The meeting was hosted by the RATOM Project (Review, Appraisal, and Triage of Mail).  The RATOM project is a partnership between the State Archives of North Carolina and the School of Information and Library Science at UNC Chapel Hill. RATOM will extend the email processing capabilities currently present in the TOMES software and BitCurator environment, developing additional modules for identifying and extracting the contents of email-containing formats, NLP tasks, and machine learning approaches. RATOM and the ml4arc meeting are generously supported by the Andrew W. Mellon Foundation.

Presentations at ml4arc were split between successful applications of machine learning and problems that could potentially be addressed by machine learning in the future. In his talk, Mike Shallcross from Indiana University identified archival workflow pain points that provide opportunities for machine learning. In particular, he sees the potential for machine learning to address issues of authenticity and integrity in digital archives, PII and risk mitigation, aggregate description, and how all these processes are (or are not) scalable and sustainable. Many of the presentations addressed these key areas and how natural language processing and machine learning can lend aid to archivists and records managers. Additionally, attendees got to see presentations and demonstrations from tools for email such as RATOM, TOMES, and ePADD. Euan Cochrane also gave a talk about the EaaSI sandbox and discussed potential relationships between software preservation and machine learning.

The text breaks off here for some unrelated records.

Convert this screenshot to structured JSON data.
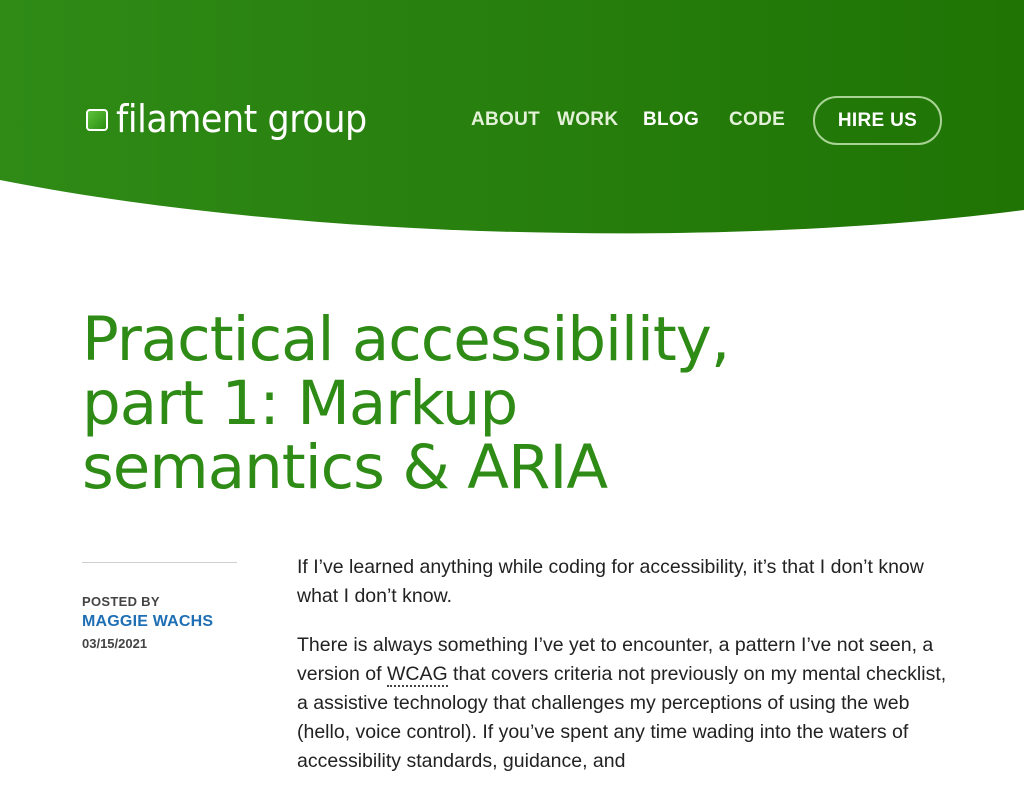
{
  "brand": {
    "name": "filament group"
  },
  "nav": {
    "items": [
      {
        "label": "ABOUT"
      },
      {
        "label": "WORK"
      },
      {
        "label": "BLOG"
      },
      {
        "label": "CODE"
      }
    ],
    "cta": "HIRE US"
  },
  "article": {
    "title": "Practical accessibility, part 1: Markup semantics & ARIA",
    "posted_by_label": "POSTED BY",
    "author": "MAGGIE WACHS",
    "date": "03/15/2021",
    "p1": "If I’ve learned anything while coding for accessibility, it’s that I don’t know what I don’t know.",
    "p2_before": "There is always something I’ve yet to encounter, a pattern I’ve not seen, a version of ",
    "p2_abbr": "WCAG",
    "p2_after": " that covers criteria not previously on my mental checklist, a assistive technology that challenges my perceptions of using the web (hello, voice control). If you’ve spent any time wading into the waters of accessibility standards, guidance, and"
  },
  "colors": {
    "header_green": "#247a10",
    "title_green": "#2e8b15",
    "author_blue": "#1f6fb5"
  },
  "icons": {
    "logo": "filament-square-icon"
  }
}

The meeting agenda had a strong focus on using machine learning in email archives; collecting and processing emails is a large encumbrance in many archives that can stand to benefit greatly from machine learning tools. For example, Joanne Kaczmarek from the University of Illinois presented a project processing capstone email accounts using an e-discovery and predictive coding software called Ringtail. In partnership with the Illinois State Archives, Kaczmarek used Ringtail to identify groups of “archival” and “non-archival” emails from 62 capstone accounts, and to further break down the “archival” category into “restricted” and “public.” After 3-4 weeks of tagging training data with this software, the team was able to reduce the volume of emails by 45% by excluding “non-archival” messages, and identify 1.8 million emails that met the criteria to be made available to the public. Manually, this tagging process could have easily taken over 13 years of staff time.

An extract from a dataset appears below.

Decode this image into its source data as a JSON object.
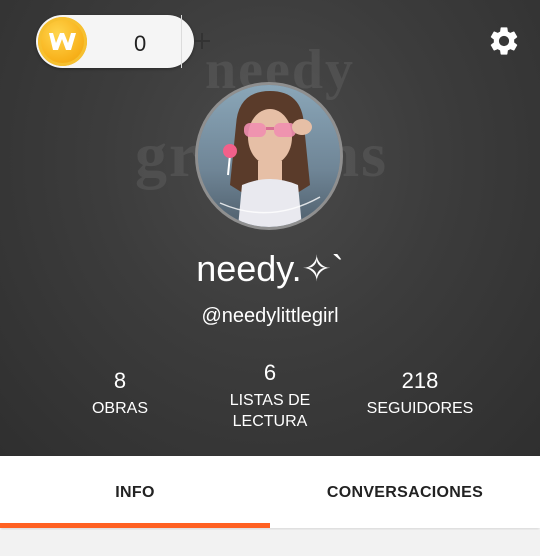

After the ml4arc meeting, I am excited to see the evolution of these projects and how natural language processing and machine learning can help us with our responsibilities as archivists and records managers. From entity extraction to PII identification, there are myriad possibilities for these technologies to help speed up our processes and overcome challenges.


Emily Higgs is the Digital Archivist for the Swarthmore College Peace Collection and Friends Historical Library. Before moving to Swarthmore, she was a North Carolina State University Libraries Fellow. She is also the Assistant Team Leader for the SAA ERS section blog.